Liputan6.com, Jakarta - Emiten maskapai sudah merilis laporan keuangan 2018. Hasilnya pun bervariasi.
PT Garuda Indonesia Tbk (GIAA) membukukan keuntungan USD 809.846 pada 2018 dari periode sama tahun sebelumnya rugi USD 216,58 juta.
Pencapaian laba didukung pendapatan naik tipis 4,68 persen dari USD 4,17 miliar pada 2017 menjadi USD 4,37 miliar pada 2018. Demikian mengutip dari laporan keuangan yang disampaikan ke Bursa Efek Indonesia (BEI), Selasa (2/4/2019).
Advertisement
Pendapatan itu didukung kenaikan penerbangan berjadwal sebesar empat persen menjadi USD 3,58 miliar pada 2018. Sedangkan penerbangan tidak berjadwal turun menjadi USD 266,86 juta pada 2018 dari 2017 sebesar USD 301,49 juta. Pendapatan lainnya naik menjadi USD 567,93 juta pada 2018.
Baca Juga
PT Garuda Indonesia Tbk alami kenaikan beban operasional penerbangan sebesar 10,40 persen menjadi USD 2,73 miliar pada 2018 dari periode sama tahun sebelumnya USD 2,47 miliar.

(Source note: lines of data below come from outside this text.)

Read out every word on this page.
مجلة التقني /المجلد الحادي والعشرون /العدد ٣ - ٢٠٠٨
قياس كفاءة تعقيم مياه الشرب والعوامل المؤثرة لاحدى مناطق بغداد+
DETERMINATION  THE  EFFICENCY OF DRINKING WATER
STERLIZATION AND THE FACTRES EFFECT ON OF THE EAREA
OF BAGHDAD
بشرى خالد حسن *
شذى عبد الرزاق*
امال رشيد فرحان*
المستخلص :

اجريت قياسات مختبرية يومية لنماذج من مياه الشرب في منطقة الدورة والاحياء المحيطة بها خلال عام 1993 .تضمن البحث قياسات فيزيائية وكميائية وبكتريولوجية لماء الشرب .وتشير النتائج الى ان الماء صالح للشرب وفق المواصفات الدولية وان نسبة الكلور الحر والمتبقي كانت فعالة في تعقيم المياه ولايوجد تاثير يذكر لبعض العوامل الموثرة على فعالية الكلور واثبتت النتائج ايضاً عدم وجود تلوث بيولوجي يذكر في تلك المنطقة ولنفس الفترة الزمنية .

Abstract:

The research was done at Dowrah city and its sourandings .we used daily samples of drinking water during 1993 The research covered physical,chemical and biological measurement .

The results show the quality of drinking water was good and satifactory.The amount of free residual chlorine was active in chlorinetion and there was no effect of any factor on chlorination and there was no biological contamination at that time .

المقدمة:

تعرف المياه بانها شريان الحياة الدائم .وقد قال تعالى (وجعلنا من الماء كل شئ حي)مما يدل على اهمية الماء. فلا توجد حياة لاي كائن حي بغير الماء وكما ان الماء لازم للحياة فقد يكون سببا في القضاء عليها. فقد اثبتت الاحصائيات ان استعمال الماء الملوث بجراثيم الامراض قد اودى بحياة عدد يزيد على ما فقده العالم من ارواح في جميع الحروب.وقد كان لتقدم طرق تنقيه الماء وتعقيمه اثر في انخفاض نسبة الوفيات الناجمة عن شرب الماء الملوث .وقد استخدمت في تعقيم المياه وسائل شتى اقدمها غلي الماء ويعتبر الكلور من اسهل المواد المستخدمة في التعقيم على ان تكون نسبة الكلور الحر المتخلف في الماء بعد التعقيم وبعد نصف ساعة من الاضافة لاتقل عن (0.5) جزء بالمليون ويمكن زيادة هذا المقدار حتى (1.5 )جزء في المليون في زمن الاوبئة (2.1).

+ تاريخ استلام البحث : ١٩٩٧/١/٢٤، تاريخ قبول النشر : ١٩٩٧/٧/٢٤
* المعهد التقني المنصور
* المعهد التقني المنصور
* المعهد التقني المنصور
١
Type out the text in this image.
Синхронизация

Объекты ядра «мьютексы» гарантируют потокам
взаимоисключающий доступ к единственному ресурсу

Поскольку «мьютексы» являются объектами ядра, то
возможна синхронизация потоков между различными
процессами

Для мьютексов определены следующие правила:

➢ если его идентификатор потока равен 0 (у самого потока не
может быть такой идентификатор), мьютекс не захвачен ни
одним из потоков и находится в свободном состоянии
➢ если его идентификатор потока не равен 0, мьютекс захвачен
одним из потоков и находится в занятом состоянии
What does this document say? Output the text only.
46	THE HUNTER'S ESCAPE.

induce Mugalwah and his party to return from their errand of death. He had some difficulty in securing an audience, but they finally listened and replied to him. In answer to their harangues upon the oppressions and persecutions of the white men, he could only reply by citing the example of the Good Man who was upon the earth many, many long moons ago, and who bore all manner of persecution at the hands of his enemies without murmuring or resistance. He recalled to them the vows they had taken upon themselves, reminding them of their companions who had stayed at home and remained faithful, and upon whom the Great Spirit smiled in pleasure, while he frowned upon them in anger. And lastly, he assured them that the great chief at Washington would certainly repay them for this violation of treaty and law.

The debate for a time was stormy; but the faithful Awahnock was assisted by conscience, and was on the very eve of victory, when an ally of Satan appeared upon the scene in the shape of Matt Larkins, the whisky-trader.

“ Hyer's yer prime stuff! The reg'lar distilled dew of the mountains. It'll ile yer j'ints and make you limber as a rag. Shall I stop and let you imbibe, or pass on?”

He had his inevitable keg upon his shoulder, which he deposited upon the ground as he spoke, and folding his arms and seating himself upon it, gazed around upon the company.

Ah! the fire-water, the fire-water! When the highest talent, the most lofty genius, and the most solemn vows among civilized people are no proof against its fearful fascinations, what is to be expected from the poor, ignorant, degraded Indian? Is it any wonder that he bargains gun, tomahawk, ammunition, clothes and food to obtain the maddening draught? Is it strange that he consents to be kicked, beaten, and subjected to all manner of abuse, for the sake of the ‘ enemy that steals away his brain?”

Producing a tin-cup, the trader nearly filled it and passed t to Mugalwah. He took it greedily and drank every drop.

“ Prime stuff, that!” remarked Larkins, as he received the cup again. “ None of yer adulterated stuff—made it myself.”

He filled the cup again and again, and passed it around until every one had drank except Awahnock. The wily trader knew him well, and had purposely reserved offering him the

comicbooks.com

Beban pemeliharaan dan perbaikan naik dari USD 429,36 juta pada 2017 menjadi USD 529,36 juta. Demikian juga beban bandara naik dari USD 382,36 juta pada 2017 menjadi USD 404,71 juta.
Perseroan mencatatkan penurunan beban administrasi dan umum menjadi USD 221,34 juta pada 2018 dari periode sama tahun sebelumnya USD 265,80 juta.
PT Garuda Indonesia Tbk juga mencatatkan keuntungan kurs menjadi USD 28,03 juta pada 2018 dari periode sama tahun sebelumnya USD 14,77 juta. Pendapatan lain-lain juga melonjak 1.308 persen dari USD 19,79 juta pada 2017 menjadi USD 278,81 juta pada 2018.
Total liabilitas naik menjadi USD 3,46 miliar pada 31 Desember 2018 dari periode 31 Desember 2017 sebesar USD 2,82 miliar. Ekuitas perseroan naik menjadi USD 910,18 juta pada 31 Desember 2018. Aset perseroan meningkat menjadi USD 4,37 miliar pada 2018 dari periode sama tahun sebelumnya USD 3,76 miliar. Perseroan kantongi kas sebesar USD 251,18 juta pada 31 Desember 2018.
Saham PT Garuda Indonesia Tbk naik 0,41 persen ke posisi Rp 494 per saham pada perdagangan Selasa pekan ini. Total frekuensi perdagangan 2.942 kali dengan nilai transaksi Rp 22,7 miliar.
Kinerja AirAsia Indonesia
Sementara itu, PT AirAsia Indonesia Tbk (CMPP) mencatatkan kerugian tahun berjalan yang dapat diatribusikan kepada pemilik entitas induk pada 2018. Rugi perseroan meningkat menjadi Rp 907,29 miliar pada 2018 dari periode sama tahun sebelumnya Rp 512,64 miliar.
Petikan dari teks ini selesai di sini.